Saturday, January 7, 2012

The Quest to be Thumbody

He said, before it had really begun,
"I prefer the one about my son."
"I've been wading through all this unbelievable junk
and wondering if I should have given the world to the monkeys"


It is winter presently in these United States. It makes it mitten season - at least for those of us who do not call Houston, Texas home. In case you might have missed the latest examples (scattered hither and yon across the great swampy morass we call this country) of the importance of hearty mittens - and with the recent spate of holidays and all your oversight would be understandable - here goes your proof.

First, as someone who is a diehard New York Rangers fan and someone who knows good, intelligent people who happen to suffer from the affliction of being Philadelphia Flyers fans, I shall resist the temptation to paint all Flyers fans with the brush reserved for the small handful who attacked - seemingly without provocation (other than of course that the Rangers fans had the audacity to wear Rangers jerseys to the game) - a couple of Rangers fans on a South Philly street after Monday's Winter Classic. One of the two assault victims and the one who - by all accounts - was the more seriously injured of the two Neal Auricchio, Jr., is a Woodbridge Township, New Jersey police officer and while a member of the United States Marine Corps served in Iraq was awarded a Purple Heart for a wound received in combat. As of Friday, published media accounts indicated that Police Officer Auricchio intends to return to work on January 9th - one week after being attacked.

There is something fundamentally wrong with us bipeds that we think - even if just for a moment - that one's attendance at a sporting event in support of the team that our homestanding favorite team is opposing - is something akin to a declaration of war. And as much as I would love to drop a Philly joke in here (they are after all the city that booed Santa Claus) it is a problem endemic in too many venues in too many cities around this country. An asshat is an asshat, geography be damned.

From the great state of Illinois comes a peek behind the curtain into why a lot of people hate those of us who practice law. Let us have some fun with a quick hypothetical and you shall see what I mean. Ready?

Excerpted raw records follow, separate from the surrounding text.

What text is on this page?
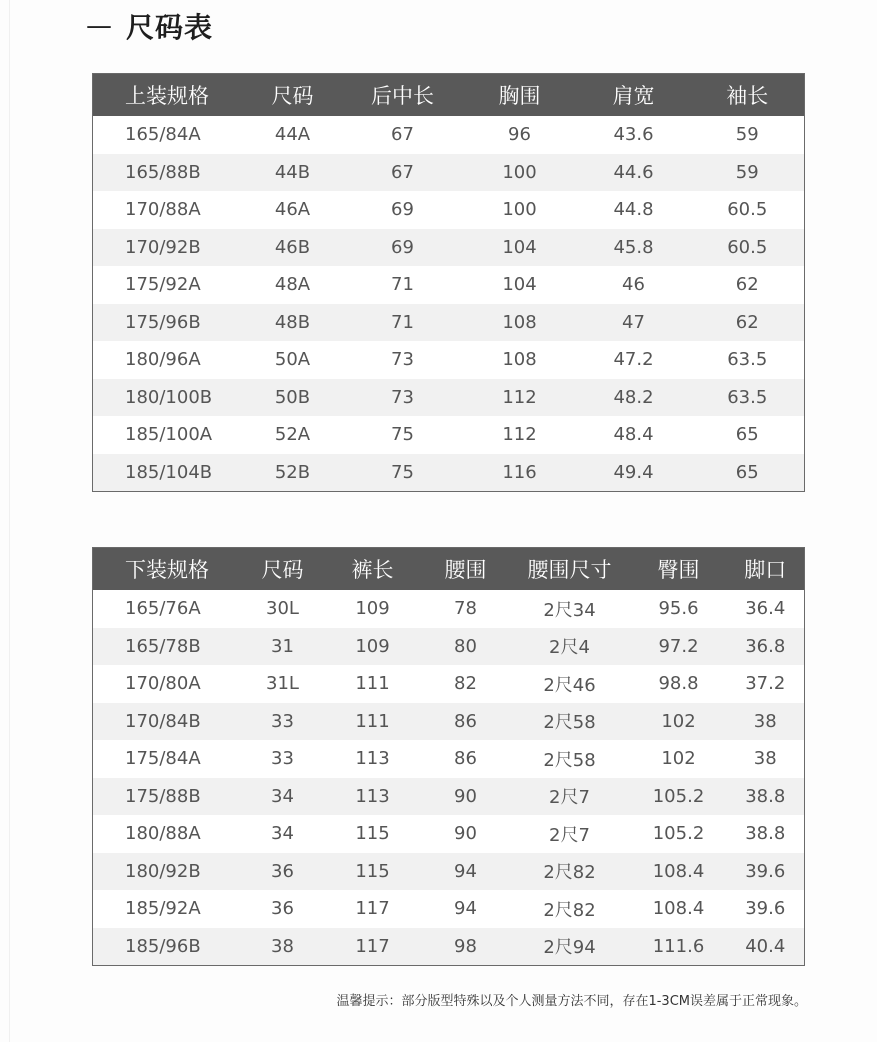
— 尺码表
上装规格	尺码	后中长	胸围	肩宽	袖长
165/84A	44A	67	96	43.6	59
165/88B	44B	67	100	44.6	59
170/88A	46A	69	100	44.8	60.5
170/92B	46B	69	104	45.8	60.5
175/92A	48A	71	104	46	62
175/96B	48B	71	108	47	62
180/96A	50A	73	108	47.2	63.5
180/100B	50B	73	112	48.2	63.5
185/100A	52A	75	112	48.4	65
185/104B	52B	75	116	49.4	65
下装规格	尺码	裤长	腰围	腰围尺寸	臀围	脚口
165/76A	30L	109	78	2尺34	95.6	36.4
165/78B	31	109	80	2尺4	97.2	36.8
170/80A	31L	111	82	2尺46	98.8	37.2
170/84B	33	111	86	2尺58	102	38
175/84A	33	113	86	2尺58	102	38
175/88B	34	113	90	2尺7	105.2	38.8
180/88A	34	115	90	2尺7	105.2	38.8
180/92B	36	115	94	2尺82	108.4	39.6
185/92A	36	117	94	2尺82	108.4	39.6
185/96B	38	117	98	2尺94	111.6	40.4
温馨提示：部分版型特殊以及个人测量方法不同，存在1-3CM误差属于正常现象。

You are the mother of a young man who while walking in a marked crosswalk and across the tracks at a local train station on his way to the passenger platform is struck by an express train moving at a speed faster than 50 miles per hour, which train had as it approached this station honked its horn and otherwise expressed its intention to zip right through (as opposed to slowing down and stopping). As a result of the impact between the speeding train and your average-sized son, his body gets shattered into pieces, including a particular piece of considerable size that flies through the air and strikes a passenger standing on the platform waiting for a train. What shall we call you, mother of the dead 18-year-old boy?

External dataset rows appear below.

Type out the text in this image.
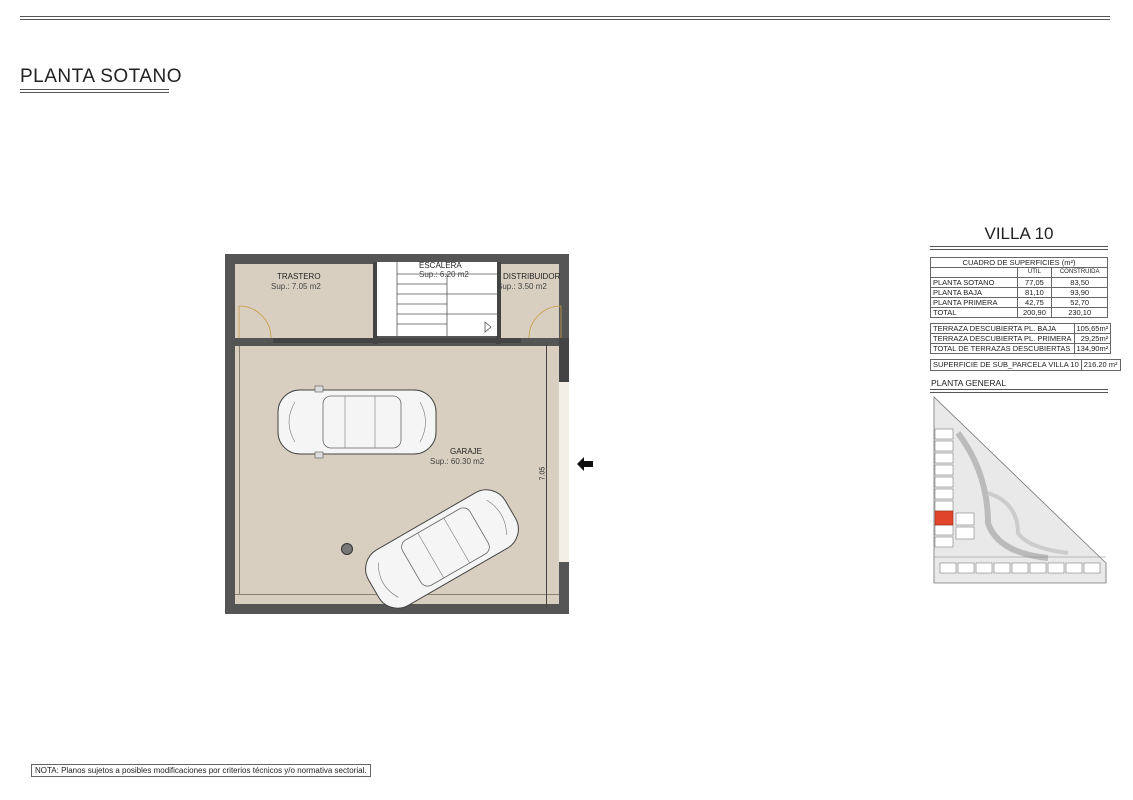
PLANTA SOTANO
TRASTERO
Sup.: 7.05 m2
ESCALERA
Sup.: 6.20 m2	DISTRIBUIDOR
Sup.: 3.50 m2
GARAJE
Sup.: 60.30 m2
7.05
VILLA 10
CUADRO DE SUPERFICIES (m²)		
	UTIL	CONSTRUIDA
PLANTA SOTANO	77,05	83,50
PLANTA BAJA	81,10	93,90
PLANTA PRIMERA	42,75	52,70
TOTAL	200,90	230,10
TERRAZA DESCUBIERTA PL. BAJA	105,65m²
TERRAZA DESCUBIERTA PL. PRIMERA	29,25m²
TOTAL DE TERRAZAS DESCUBIERTAS	134,90m²
SUPERFICIE DE SUB_PARCELA VILLA 10	216.20 m²
PLANTA GENERAL
NOTA: Planos sujetos a posibles modificaciones por criterios técnicos y/o normativa sectorial.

According to a state appellate court in Illinois, we should call you a defendant:

A woman who was injured when she was struck by the body of a commuter killed by an oncoming Amtrak train may sue his estate for damages, an Illinois appeals court has ruled.

The slain man, 18-year-old Hiroyuki Joho, was hurrying to catch a train in heavy rain in September 2008 when he was struck and killed, the Chicago Tribune reports. A large part of his body flew through the air and struck Gayane Zokhrabov, who was waiting for the Metra train. The 58-year-old woman suffered injuries to her shoulder, leg and wrist.

The First Judicial District of the Illinois Court of Appeals said Zokhrabov may sue because her injuries were foreseeable and Joho owed her a duty of care. The court reversed a trial judge who found that the accident “was not reasonably foreseeable and was instead tragically bizarre.”


If you think the excerpt from the ABA Journal article is a head-scratcher, then check out the actual opinion in the matter of Zokhrabov v. Park. For pure comedic content, the comments under the article are unsurpassed. My favorite is the one written by someone identifying her/himself as a lawyer and that reading this opinion caused her/him to "throw up in my own mouth."

Among the things that force me to fight hard to suppress the feeling of wanting to throw up in my own mouth is the "Jumbotron Proposal". We have all seen it; right? Some young Romeo pops the question on his unsuspecting Juliet in front of tens of thousands of total strangers while sitting courtside or rinkside or wherever. He proposes, she accepts and then to the delight of those seated around them and the scores of others sitting at home, they engage in an uncomfortably long and forced game of tonsil hockey not seen since the salad days of Tipper and Prince Albert of the Valley or at the very least Lisa Marie and Michael.

At a recent UCLA basketball game - one at which a lot of Bruins fans came dressed as empty seats - a certain young man opted to pop the question on his beloved while the pair was on "Mistletoe Cam". Perhaps it was the stress of the moment. Perhaps it was the incessant presence of the reporter and the microphone she kept trying to shove into the young woman's face. Perhaps it was the fact that the young lady had bet the "over" and simply wanted to watch the rest of the game. Whatever the reason or the reasons, she left this particular Bruin in ruins.

Are you scared? Are you scared?
Are you scared? Are you scared?
You might have never heard, but God's comic....



And there you have it folks. Proof that kittens are not the only ones who should be careful to wear our mittens. After all, we have but two thumbs.